Neighbourhoods having maximum availability index are mostly in the northern-western and a little central part of the bangalore. Which consists of some big educational institutes as Indian Institute of Science, Bangalore University, R.V. College of Engineering, some famous tourist spots as Lalbagh Botanical Garden to contribute to the higher availability density.

Along with that, reports shows that northern-western bangalore has maximum population density in the city. Check out these images (latest and old) from Centre for Ecological Sciences, IISc for the reference.

Cab that travelled the most

As I have told you that initially I’d misread a timestamp field as the time when a cab was last hired. Writing a precise (almost) algorithm to find the path travelled by cab using current/past location and the last booking time would have been easy that way.

In the currecnt implementation, I have used the locations between adjacent appearances of a cab to find the approximate distance travelled by the vehicle. It assumes that the cab travelled from position A to position B despite being sufficient time difference between both appearances.

RethinkDB query that collects the chronological appearances of each taxi.

r.db('taxis').table('datacenter')
	.filter({available: true})
	.without('id', 'place_lat', 'place_lng', 'duration', 'distance')
	.group('cab_id')
	.pluck('cab_lat', 'cab_lng', 'index', 'timestamp')
	.orderBy('index')

To watch the jounrney time-lapse of the cab who travelled the most, press the play button below.

Is this all fake, just like Uber illusion?

Do you remember those phantom car stories of Uber?

There was a research which revealed that Uber shows a mirage of tiny black cabs moving around you, when you do a cab search. Just to convince you that a cab is there for you. Study concluded that the cab network you see around, is not real-time.

I wanted to analyse the traffic status using the response data I had. My objective was to find the regression in the cab response time (time taken by a cab to reach you) and time of the day. Because the sixth sense says that the cab response time should be high when there is high traffic in some areas of the city, likely in those peek hours (morning and evening time).

The cab response time seems to be dependant on the distance only, which looks like a step function.

Cab Response Time

I realised that there wasn’t any fluctuation in the response time, it was same for a particular distance between the cab and the user (simulated), all the day.

Which implies that similar to Uber, this cab network isn’t real-time.

A nice explanation of the phantom cars is available here.

People don’t solve a problem until they get one

This simulated user interaction is wrong to the system. Can be easily converted into a service denial.

In my case, I was changing the user(simulated) location frequently, so fast that a human can’t reach there in a fraction of second (traversing whole Bangalore in 3 minutes).

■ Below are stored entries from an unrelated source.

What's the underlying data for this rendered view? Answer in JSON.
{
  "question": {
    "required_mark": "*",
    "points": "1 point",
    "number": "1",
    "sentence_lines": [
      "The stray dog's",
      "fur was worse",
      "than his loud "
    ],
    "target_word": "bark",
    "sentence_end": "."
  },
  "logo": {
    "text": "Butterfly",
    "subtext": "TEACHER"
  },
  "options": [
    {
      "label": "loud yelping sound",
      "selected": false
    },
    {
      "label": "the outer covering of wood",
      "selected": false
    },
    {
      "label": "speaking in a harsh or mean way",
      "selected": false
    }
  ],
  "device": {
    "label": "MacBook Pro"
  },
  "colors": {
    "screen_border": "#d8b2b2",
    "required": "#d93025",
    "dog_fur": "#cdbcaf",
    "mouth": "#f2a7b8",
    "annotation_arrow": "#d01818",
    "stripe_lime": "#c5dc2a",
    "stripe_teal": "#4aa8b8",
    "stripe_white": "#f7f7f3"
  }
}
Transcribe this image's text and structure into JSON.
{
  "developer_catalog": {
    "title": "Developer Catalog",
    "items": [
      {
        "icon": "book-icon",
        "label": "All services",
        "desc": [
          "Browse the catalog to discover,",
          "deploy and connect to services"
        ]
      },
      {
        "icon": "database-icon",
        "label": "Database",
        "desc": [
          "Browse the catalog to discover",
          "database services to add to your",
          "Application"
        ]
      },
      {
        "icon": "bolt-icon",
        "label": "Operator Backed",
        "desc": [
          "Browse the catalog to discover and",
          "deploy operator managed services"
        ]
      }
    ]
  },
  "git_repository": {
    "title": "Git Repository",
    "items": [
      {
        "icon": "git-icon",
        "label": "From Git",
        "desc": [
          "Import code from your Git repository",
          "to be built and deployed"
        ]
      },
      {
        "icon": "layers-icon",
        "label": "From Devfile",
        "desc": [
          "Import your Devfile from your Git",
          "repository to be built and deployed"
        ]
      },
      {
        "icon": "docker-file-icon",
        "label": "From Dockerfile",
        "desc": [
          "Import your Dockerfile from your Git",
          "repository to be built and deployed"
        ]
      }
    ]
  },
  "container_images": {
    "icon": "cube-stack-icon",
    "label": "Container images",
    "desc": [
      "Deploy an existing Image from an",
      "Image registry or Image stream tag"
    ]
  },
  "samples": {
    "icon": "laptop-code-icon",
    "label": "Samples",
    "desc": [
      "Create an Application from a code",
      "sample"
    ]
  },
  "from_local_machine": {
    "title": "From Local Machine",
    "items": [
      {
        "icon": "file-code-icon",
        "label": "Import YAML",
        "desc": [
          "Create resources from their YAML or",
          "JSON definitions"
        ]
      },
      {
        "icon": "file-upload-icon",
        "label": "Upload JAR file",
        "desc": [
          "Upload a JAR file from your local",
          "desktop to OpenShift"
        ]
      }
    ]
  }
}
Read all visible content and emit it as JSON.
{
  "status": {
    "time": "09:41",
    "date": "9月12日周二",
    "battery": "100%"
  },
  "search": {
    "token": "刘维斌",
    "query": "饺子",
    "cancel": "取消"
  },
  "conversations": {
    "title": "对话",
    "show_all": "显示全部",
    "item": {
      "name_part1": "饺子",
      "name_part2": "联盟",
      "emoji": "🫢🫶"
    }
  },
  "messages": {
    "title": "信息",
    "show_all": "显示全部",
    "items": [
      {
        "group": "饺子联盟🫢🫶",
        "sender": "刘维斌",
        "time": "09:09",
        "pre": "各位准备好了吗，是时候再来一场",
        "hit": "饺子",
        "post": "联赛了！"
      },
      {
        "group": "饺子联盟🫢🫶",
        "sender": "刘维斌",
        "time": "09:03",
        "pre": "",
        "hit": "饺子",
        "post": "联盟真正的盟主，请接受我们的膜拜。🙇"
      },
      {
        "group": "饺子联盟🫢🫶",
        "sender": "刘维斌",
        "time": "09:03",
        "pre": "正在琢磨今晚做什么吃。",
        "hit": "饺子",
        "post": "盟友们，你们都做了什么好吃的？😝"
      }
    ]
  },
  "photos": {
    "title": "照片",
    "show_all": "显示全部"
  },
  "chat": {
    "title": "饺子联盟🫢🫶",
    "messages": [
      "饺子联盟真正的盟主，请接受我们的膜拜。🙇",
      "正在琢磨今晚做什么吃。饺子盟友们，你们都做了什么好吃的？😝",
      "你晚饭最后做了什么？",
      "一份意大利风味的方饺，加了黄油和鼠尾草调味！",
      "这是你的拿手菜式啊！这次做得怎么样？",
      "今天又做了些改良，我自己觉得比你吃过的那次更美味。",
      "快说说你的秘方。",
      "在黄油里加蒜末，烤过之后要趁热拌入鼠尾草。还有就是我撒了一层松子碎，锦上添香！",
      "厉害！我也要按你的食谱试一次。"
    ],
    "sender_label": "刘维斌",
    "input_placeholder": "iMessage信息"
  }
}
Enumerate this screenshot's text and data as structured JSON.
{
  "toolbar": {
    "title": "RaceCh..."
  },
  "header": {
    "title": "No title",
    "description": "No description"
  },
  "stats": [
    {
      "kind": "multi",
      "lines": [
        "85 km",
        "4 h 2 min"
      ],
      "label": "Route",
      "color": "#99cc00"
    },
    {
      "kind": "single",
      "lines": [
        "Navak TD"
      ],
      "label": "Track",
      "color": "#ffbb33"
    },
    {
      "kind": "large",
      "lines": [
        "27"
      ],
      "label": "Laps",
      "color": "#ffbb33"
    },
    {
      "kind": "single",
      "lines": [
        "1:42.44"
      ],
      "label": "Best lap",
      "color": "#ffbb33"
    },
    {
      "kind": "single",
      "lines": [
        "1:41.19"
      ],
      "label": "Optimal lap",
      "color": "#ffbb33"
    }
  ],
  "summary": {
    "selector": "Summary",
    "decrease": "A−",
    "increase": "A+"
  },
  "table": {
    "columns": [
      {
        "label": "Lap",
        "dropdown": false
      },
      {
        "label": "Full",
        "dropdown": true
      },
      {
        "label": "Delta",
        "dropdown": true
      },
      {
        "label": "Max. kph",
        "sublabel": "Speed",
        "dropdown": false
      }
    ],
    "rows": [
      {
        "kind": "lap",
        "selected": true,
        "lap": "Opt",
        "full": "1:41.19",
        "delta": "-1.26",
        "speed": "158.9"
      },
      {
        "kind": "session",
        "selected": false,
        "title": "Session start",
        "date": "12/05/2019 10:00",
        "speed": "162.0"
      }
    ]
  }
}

If the service allows a user to book a cab for someone else (who is far away from where the real user is), the monitoring system should take care of the conversion rates. Someone trying to book a cab for someone else this fast, then not booking a single cab, and then repeating this every 15 minute all the day is a plain pattern to detect. Which should be detected. I hope somebody will fix this.


That’s it, get out of the cab now.

I have decided not to release the collected data and code for the data retrieval. Everything else including the data processing part can be found at pravj/bangalore-taxis repository. Thanks to RethinkDB and Mapbox, you guys are really amazing.